20.04.2011

Si le bonheur échoie à l'homme

Rapha%C3%ABl-Autoportrait.jpg

Raphaël

Les doigts d'Igor martellaient le comptoir. Il avait les yeux tout rouges. La bouche tordue de ceux qui ont beaucoup pesté. Contre les riches trop riche et les pauvres trop pauvres, la gauche trop socialiste et la droite trop libérale, Céline illisible et Cauet vulgaire. De la rage vaine, vide donc laide. Celle qui rabougris au lieu de faire grandir. Râler pour ne pas penser. A quoi bon d'ailleurs? Finir ses phrases par "C'est comme ça..." les points de suspension étant le clou de la phrase : 3 clous plantés comme des évidences et signifiant : Le monde est fou et bête, je ne le comprend pas

Ou des clous comme une manière de s'autoflageller. Moyen efficace de lui rappeler ce qui lui manque et qui l'empêche de comprendre.
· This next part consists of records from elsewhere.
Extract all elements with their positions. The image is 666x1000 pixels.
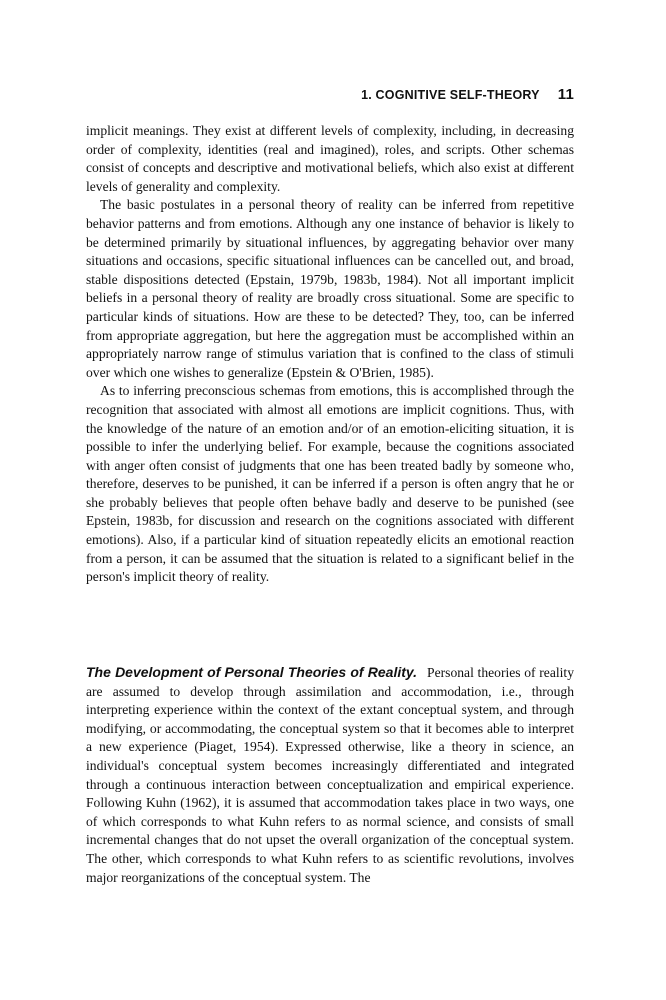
paragraph-continued: implicit meanings. They exist at different levels of complexity, including, in decreasing order of complexity, identities (real and imagined), roles, and scripts. Other schemas consist of concepts and descriptive and motivational beliefs, which also exist at different levels of generality and complexity. — [86, 123, 574, 194]
running-head — [361, 86, 574, 103]
paragraph-emotions: As to inferring preconscious schemas from emotions, this is accomplished through the recognition that associated with almost all emotions are implicit cognitions. Thus, with the knowledge of the nature of an emotion and/or of an emotion-eliciting situation, it is possible to infer the underlying belief. For example, because the cognitions associated with anger often consist of judgments that one has been treated badly by someone who, therefore, deserves to be punished, it can be inferred if a person is often angry that he or she probably believes that people often behave badly and deserve to be punished (see Epstein, 1983b, for discussion and research on the cognitions associated with different emotions). Also, if a particular kind of situation repeatedly elicits an emotional reaction from a person, it can be assumed that the situation is related to a significant belief in the person's implicit theory of reality. — [86, 383, 574, 585]
section-development — [86, 663, 574, 887]
section-paragraph — [86, 663, 574, 887]
section-text: Personal theories of reality are assumed to develop through assimilation and accommodation, i.e., through interpreting experience within the context of the extant conceptual system, and through modifying, or accommodating, the conceptual system so that it becomes able to interpret a new experience (Piaget, 1954). Expressed otherwise, like a theory in science, an individual's conceptual system becomes increasingly differentiated and integrated through a continuous interaction between conceptualization and empirical experience. Following Kuhn (1962), it is assumed that accommodation takes place in two ways, one of which corresponds to what Kuhn refers to as normal science, and consists of small incremental changes that do not upset the overall organization of the conceptual system. The other, which corresponds to what Kuhn refers to as scientific revolutions, involves major reorganizations of the conceptual system. The — [86, 665, 574, 885]
body-text — [86, 122, 574, 587]
page-number: 11 — [557, 86, 574, 103]
paragraph-basic-postulates: The basic postulates in a personal theory of reality can be inferred from repetitive behavior patterns and from emotions. Although any one instance of behavior is likely to be determined primarily by situational influences, by aggregating behavior over many situations and occasions, specific situational influences can be cancelled out, and broad, stable dispositions detected (Epstain, 1979b, 1983b, 1984). Not all important implicit beliefs in a personal theory of reality are broadly cross situational. Some are specific to particular kinds of situations. How are these to be detected? They, too, can be inferred from appropriate aggregation, but here the aggregation must be accomplished within an appropriately narrow range of stimulus variation that is confined to the class of stimuli over which one wishes to generalize (Epstein & O'Brien, 1985). — [86, 197, 574, 380]
section-heading: The Development of Personal Theories of Reality. — [86, 664, 418, 680]
running-title: 1. COGNITIVE SELF-THEORY — [361, 88, 540, 102]
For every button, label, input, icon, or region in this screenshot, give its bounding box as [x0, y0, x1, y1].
Du recul? Du sens? Un jardin des possibles à débroussailler. S'écorcher avec les ronces ignobles mais famillière de nos idées qui ne sont pas notre : semé par d'autres bien pensant puis entretenu maladroitement. Idées filtrées par mille prismes brinquebalant de jardinier paresseux ayant perdu l'usage de leur sécateur. Et de l'esprit initial : pur et fort, il ne reste qu'un ersatz profondément modifié. Le soleil puissant d'orgueil et de fureur était désormais pâle rayon blanchâtre des matins d'hiver. Un pâle rayon ne peut réchauffer, une pâle idée ne peut faire penser.